[PATCH v3 11/13] drm/sched: Waiting for pending jobs to complete in scheduler kill
Danilo Krummrich
dakr at redhat.com
Sat Sep 16 17:52:55 UTC 2023
On 9/12/23 16:47, Matthew Brost wrote:
> On Tue, Sep 12, 2023 at 11:57:30AM +0200, Christian König wrote:
>> Am 12.09.23 um 04:16 schrieb Matthew Brost:
>>> Wait for pending jobs to be complete before signaling queued jobs. This
>>> ensures dma-fence signaling order correct and also ensures the entity is
>>> not running on the hardware after drm_sched_entity_flush or
>>> drm_sched_entity_fini returns.
>>
>> Entities are *not* supposed to outlive the submissions they carry and we
>> absolutely *can't* wait for submissions to finish while killing the entity.
>>
>> In other words it is perfectly expected that entities doesn't exists any
>> more while the submissions they carried are still running on the hardware.
>>
>> I somehow better need to document how this working and especially why it is
>> working like that.
>>
>> This approach came up like four or five times now and we already applied and
>> reverted patches doing this.
>>
>> For now let's take a look at the source code of drm_sched_entity_kill():
>>
>> /* The entity is guaranteed to not be used by the scheduler */
>> prev = rcu_dereference_check(entity->last_scheduled, true);
>> dma_fence_get(prev);
>>
>> while ((job = to_drm_sched_job(spsc_queue_pop(&entity->job_queue))))
>> {
>> struct drm_sched_fence *s_fence = job->s_fence;
>>
>> dma_fence_get(&s_fence->finished);
>> if (!prev || dma_fence_add_callback(prev, &job->finish_cb,
>> drm_sched_entity_kill_jobs_cb))
>> drm_sched_entity_kill_jobs_cb(NULL,
>> &job->finish_cb);
>>
>> prev = &s_fence->finished;
>> }
>> dma_fence_put(prev);
>>
>> This ensures the dma-fence signaling order by delegating signaling of the
>> scheduler fences into callbacks.
>>
>
> Thanks for the explaination, this code makes more sense now. Agree this
> patch is not correct.
>
> This patch really is an RFC for something Nouveau needs, I can delete
> this patch in the next rev and let Nouveau run with a slightly different
> version if needed.
Maybe there was a misunderstanding, I do not see any need for this in Nouveau.

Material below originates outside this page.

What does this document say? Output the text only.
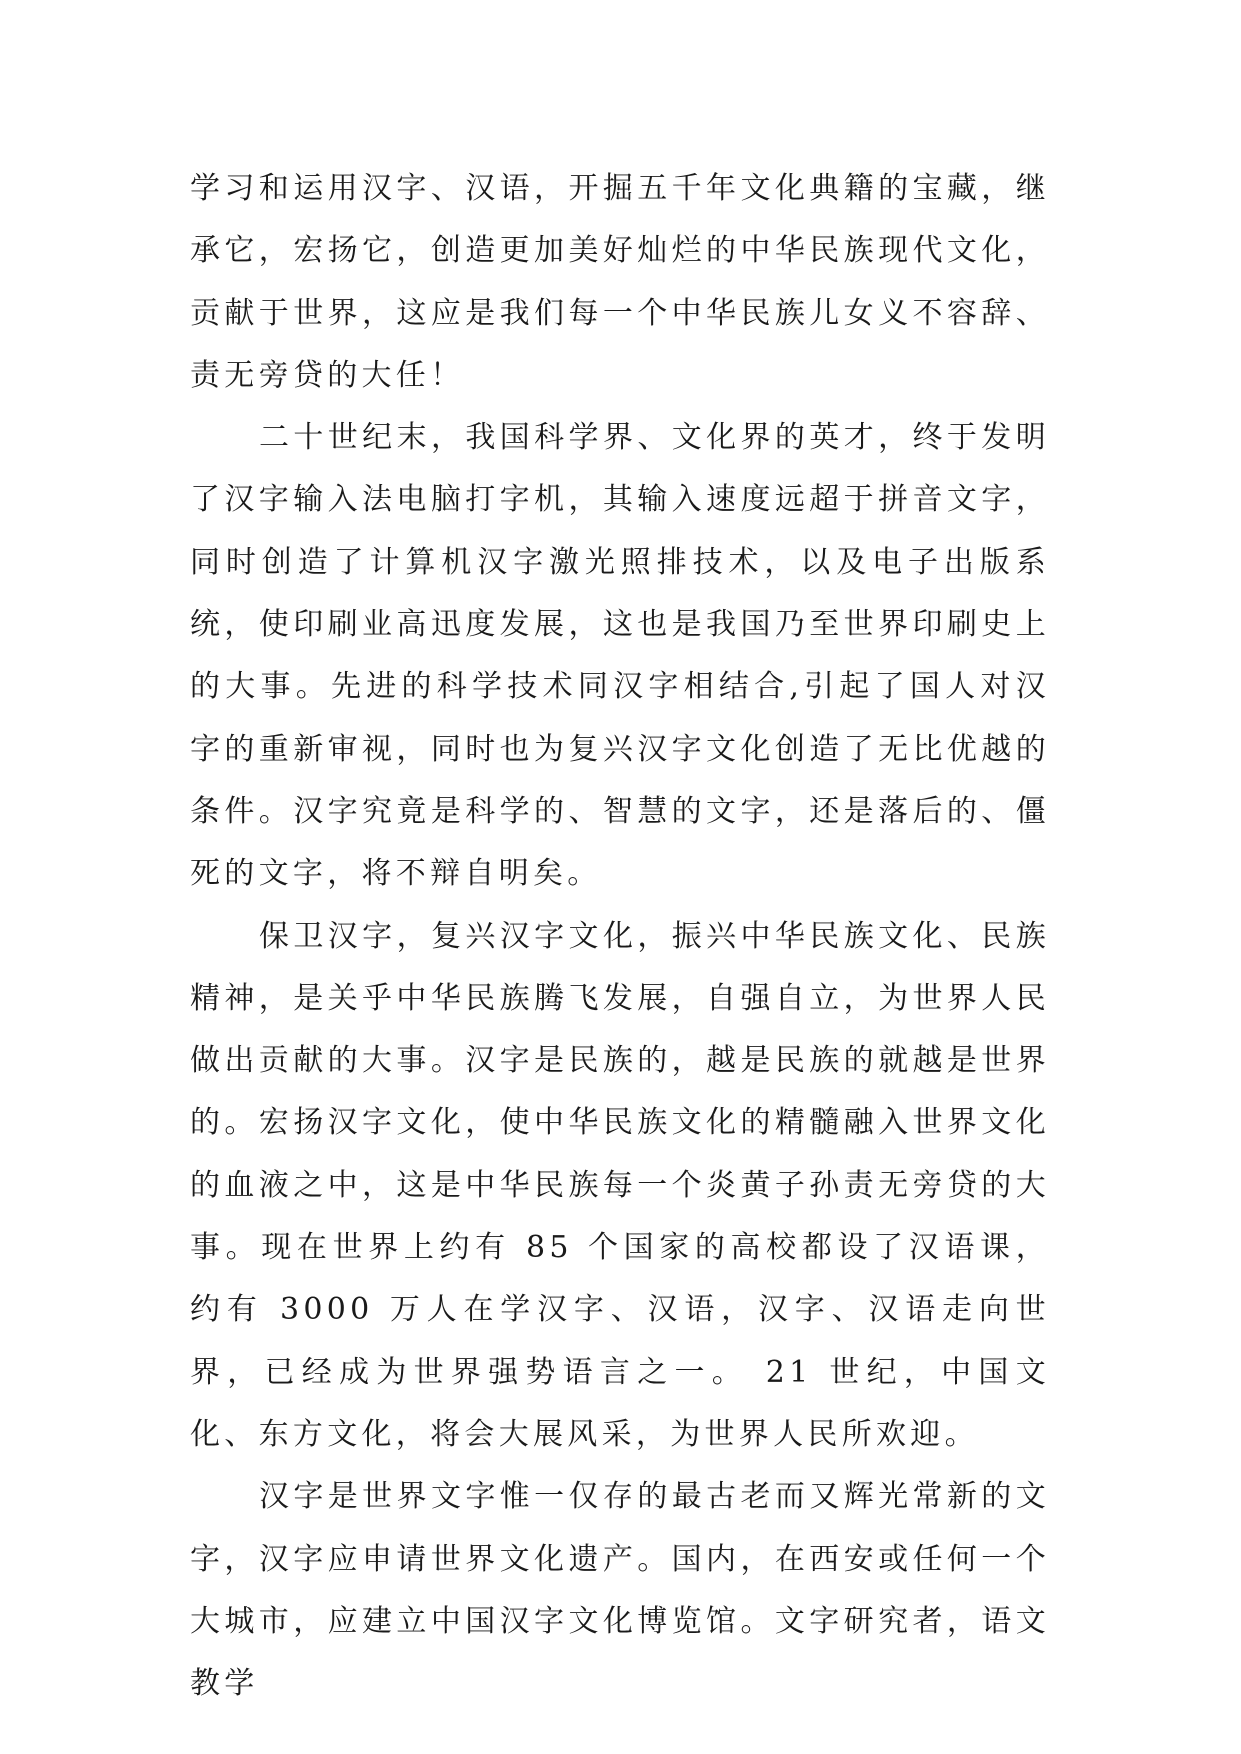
学习和运用汉字、汉语，开掘五千年文化典籍的宝藏，继承它，宏扬它，创造更加美好灿烂的中华民族现代文化，贡献于世界，这应是我们每一个中华民族儿女义不容辞、责无旁贷的大任！

二十世纪末，我国科学界、文化界的英才，终于发明了汉字输入法电脑打字机，其输入速度远超于拼音文字，同时创造了计算机汉字激光照排技术，以及电子出版系统，使印刷业高迅度发展，这也是我国乃至世界印刷史上的大事。先进的科学技术同汉字相结合,引起了国人对汉字的重新审视，同时也为复兴汉字文化创造了无比优越的条件。汉字究竟是科学的、智慧的文字，还是落后的、僵死的文字，将不辩自明矣。

保卫汉字，复兴汉字文化，振兴中华民族文化、民族精神，是关乎中华民族腾飞发展，自强自立，为世界人民做出贡献的大事。汉字是民族的，越是民族的就越是世界的。宏扬汉字文化，使中华民族文化的精髓融入世界文化的血液之中，这是中华民族每一个炎黄子孙责无旁贷的大事。现在世界上约有 85 个国家的高校都设了汉语课，约有 3000 万人在学汉字、汉语，汉字、汉语走向世界，已经成为世界强势语言之一。 21 世纪，中国文化、东方文化，将会大展风采，为世界人民所欢迎。

汉字是世界文字惟一仅存的最古老而又辉光常新的文字，汉字应申请世界文化遗产。国内，在西安或任何一个大城市，应建立中国汉字文化博览馆。文字研究者，语文教学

Instead, what I think we need is a way to wait for the pending_list being empty
(meaning all jobs on the pending_list are freed) before we call drm_sched_fini().
Currently, if we call drm_sched_fini() there might still be pending jobs on the
pending_list (unless the driver implements something driver specific).
drm_sched_fini() stops the scheduler work though, hence pending jobs will never be
freed up leaking their memory.
This might also be true for existing drivers, but since they call drm_sched_fini()
from their driver remove callback, this race is extremely unlikely. However, it
definitely is an issue for drivers using the single entitiy policy calling
drm_sched_fini() from a context where it is much more likely pending jobs still
exist.
>
> Matt
>
>> Regards,
>> Christian.
>>
>>>
>>> Signed-off-by: Matthew Brost <matthew.brost at intel.com>
>>> ---
>>> drivers/gpu/drm/amd/amdgpu/amdgpu_debugfs.c | 2 +-
>>> drivers/gpu/drm/scheduler/sched_entity.c | 7 ++-
>>> drivers/gpu/drm/scheduler/sched_main.c | 50 ++++++++++++++++++---
>>> include/drm/gpu_scheduler.h | 18 ++++++++
>>> 4 files changed, 70 insertions(+), 7 deletions(-)
>>>
>>> diff --git a/drivers/gpu/drm/amd/amdgpu/amdgpu_debugfs.c b/drivers/gpu/drm/amd/amdgpu/amdgpu_debugfs.c
>>> index fb5dad687168..7835c0da65c5 100644
>>> --- a/drivers/gpu/drm/amd/amdgpu/amdgpu_debugfs.c
>>> +++ b/drivers/gpu/drm/amd/amdgpu/amdgpu_debugfs.c
>>> @@ -1873,7 +1873,7 @@ static void amdgpu_ib_preempt_mark_partial_job(struct amdgpu_ring *ring)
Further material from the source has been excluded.